Still, AB 1278 isn’t about shaming or exposing physicians and surgeons, she stressed. It’s simply about transparency. Some patients might not care who takes their doctor out to lunch or pays them for consulting; they might even appreciate that a doctor is knowledgeable about a specific medication or a type of device.

“Patients don’t necessarily perceive those relationships as bad. It’s just information you need to have fully informed consent,” she said. “In my case, it would have changed everything.”

Key support, opposition

The Medical Board of California, the agency responsible for licensing and disciplining medical professionals, voted to support the legislation at its quarterly meeting in May, though some of the board members initially questioned whether the bill, in an earlier form that required disclosures before a drug or device could be prescribed, would require physicians to interrupt visits to check if they’ve received money from a specific company.

AB 1278’s proponents, however, say the bill — as written today — would require a simple list that could be included in the waiting room packets that patients already receive and have to sign.

They expect strong opposition from manufacturers and the California Medical Association when AB 1278 reaches the Senate. A spokesperson for the CMA did not return a call or email for comment.

During the Medical Board’s May meeting, Emily Hughes, a legislative advocate for the CMA, spoke against the bill. She said the association generally supports displaying information about Open Payments in doctors’ offices, but it worries the bill could create an administrative burden on doctors and distract from the reason a patient sought care in the first place. It could damage physician-patient relationships and disparage doctors for attending educational meetings paid for by companies, she said.

“When there is no context for that payment, we are worried that a setting that should be focused on health would be reconfigured in a way that we are not comfortable with and that we do not think would help patients ultimately,” she said.

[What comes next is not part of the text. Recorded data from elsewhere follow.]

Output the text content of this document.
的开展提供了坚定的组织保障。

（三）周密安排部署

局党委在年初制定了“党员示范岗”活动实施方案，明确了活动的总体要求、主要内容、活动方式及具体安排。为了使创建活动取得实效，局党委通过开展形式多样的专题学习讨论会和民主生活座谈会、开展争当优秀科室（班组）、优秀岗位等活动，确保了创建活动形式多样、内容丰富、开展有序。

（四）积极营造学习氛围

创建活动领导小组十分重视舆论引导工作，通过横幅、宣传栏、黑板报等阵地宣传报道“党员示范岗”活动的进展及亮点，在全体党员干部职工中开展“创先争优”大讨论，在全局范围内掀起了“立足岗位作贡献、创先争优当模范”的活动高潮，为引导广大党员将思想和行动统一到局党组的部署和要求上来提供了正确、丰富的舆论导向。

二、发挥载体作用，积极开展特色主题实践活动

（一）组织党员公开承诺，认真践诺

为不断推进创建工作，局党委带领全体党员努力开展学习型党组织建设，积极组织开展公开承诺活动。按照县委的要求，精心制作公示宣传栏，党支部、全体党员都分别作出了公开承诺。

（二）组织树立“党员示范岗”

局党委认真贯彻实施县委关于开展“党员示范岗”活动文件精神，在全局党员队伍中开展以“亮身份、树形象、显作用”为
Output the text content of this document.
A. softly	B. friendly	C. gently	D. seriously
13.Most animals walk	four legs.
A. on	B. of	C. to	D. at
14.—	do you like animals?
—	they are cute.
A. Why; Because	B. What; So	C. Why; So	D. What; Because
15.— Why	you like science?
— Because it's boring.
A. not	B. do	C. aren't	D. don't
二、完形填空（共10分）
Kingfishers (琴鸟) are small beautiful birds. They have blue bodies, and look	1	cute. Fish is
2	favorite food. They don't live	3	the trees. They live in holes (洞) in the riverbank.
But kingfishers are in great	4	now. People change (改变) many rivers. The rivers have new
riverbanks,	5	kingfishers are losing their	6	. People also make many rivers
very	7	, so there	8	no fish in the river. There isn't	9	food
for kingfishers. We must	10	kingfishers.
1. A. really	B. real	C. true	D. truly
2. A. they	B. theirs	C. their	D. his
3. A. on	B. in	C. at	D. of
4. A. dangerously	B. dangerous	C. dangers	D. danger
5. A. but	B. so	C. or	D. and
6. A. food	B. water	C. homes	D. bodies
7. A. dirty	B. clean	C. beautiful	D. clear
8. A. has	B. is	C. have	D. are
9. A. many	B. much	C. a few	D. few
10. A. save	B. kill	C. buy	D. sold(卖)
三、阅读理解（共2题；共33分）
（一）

In a letter to doctors, the CMA’s Political Action Committee stated the bill would “add to the litany of unnecessary burdens that divert physicians away from what they should be doing — providing care to their patients.”

Bill’s author dismisses opposition

Nazarian, the bill’s author, scoffed at the idea that doctors shouldn’t support the bill.

“I think most doctors’ offices will go ahead and provide this relatively simple sheet of paper,” Nazarian said. “The opposition to this bill is basically saying we shouldn’t let people know about a website that already exists. I just find that extremely difficult to accept, and I feel that any of my constituents would feel very offended by that level of thinking when these lobbyists are representing people who have taken a Hippocratic Oath to save lives.”

Dr. Charles Rosen, president of the Association for Medical Ethics and a spinal surgeon at UC Irvine Health, worked with Congress to get the original Physician Payments Sunshine Act passed in 2010. While researching a new artificial spinal disk years earlier, Rosen learned that a key study had been authored by doctors paid by the manufacturer. The artificial disks received FDA approved, but it was later revealed the clinical trial supporting their use had involved only at a small number of patients over a relatively brief period of time. The product failed, spawning hundreds of lawsuits against Johnson & Johnson.

Rosen, who supports AB 1278, blames the medical manufacturing and distribution industry’s strong opposition for the quiet rollout of the federal Open Payments database.

“You had to struggle the first few years to find where the database was,” he said. “It was in the industry’s best interest to make it hard to find.”

Passage of AB 1278 would cast a new spotlight on its existence and open the door for a similar disclosure law at the federal level, he said. Revealing these payments to patients will make bad actors more hesitant to take money, disguised as consulting fees, to push certain prescriptions or devices, he said.

“If it passes here, there’s a good chance it is going to the rest of the country,” he said.